Radiologist's Guide to Evaluating Publications of Clinical Research on AI: How We Do It.

Journal: Radiology
Published Date:

Abstract

Literacy in research studies of artificial intelligence (AI) has become an important skill for radiologists. It is required to make a proper assessment of the validity, reproducibility, and clinical applicability of AI studies. However, AI studies are generally perceived to be more difficult for clinician readers to evaluate than traditional clinical research studies. This special report-as an effective, concise guide for readers-aims to assist clinical radiologists in critically evaluating different types of clinical research articles involving AI. It does not intend to be a comprehensive checklist or methodological summary for complete clinical evaluation of AI or a reporting guideline. Ten key items for readers to check are described, regarding study purpose, function and clinical context of AI, training data, data preprocessing, AI modeling techniques, test data, AI performance, helpfulness and value of AI, interpretability of AI, and code sharing.
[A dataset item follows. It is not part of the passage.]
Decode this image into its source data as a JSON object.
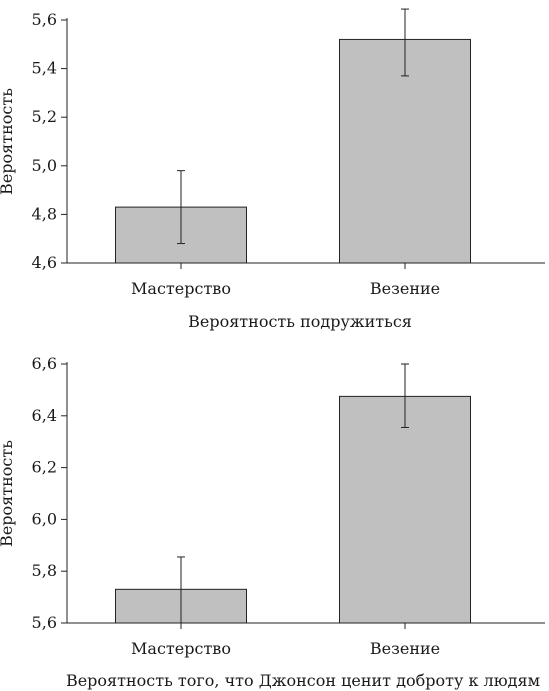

The important aspects of each item are explained for readers to consider when reading publications on AI clinical research. Evaluating each item can help radiologists assess the validity, reproducibility, and clinical applicability of clinical research articles involving AI.

Authors

  • Seong Ho Park
    From the Department of Radiology and Research Institute of Radiology, University of Ulsan College of Medicine, Asan Medical Center, 88 Olympic-ro 43-gil, Songpa-gu, Seoul 05505, South Korea (S.H.P.); and Department of Radiology, Research Institute of Radiological Science, Yonsei University College of Medicine, Seoul, South Korea (K.H.).
  • Ah-Ram Sul
    Division of Healthcare Research Outcomes Research, National Evidence-based Healthcare Collaborating Agency, Seoul, Korea.
  • Yousun Ko
    Biomedical Research Center, Asan Institute for Life Sciences, Asan Medical Center, Seoul, Republic of Korea.
  • Hye Young Jang
    Department of Radiology, National Cancer Center, Goyang, Republic of Korea.
  • June-Goo Lee
    Biomedical Engineering Research Center, University of Ulsan College of Medicine, Asan Medical Center, Seoul 05505, Korea.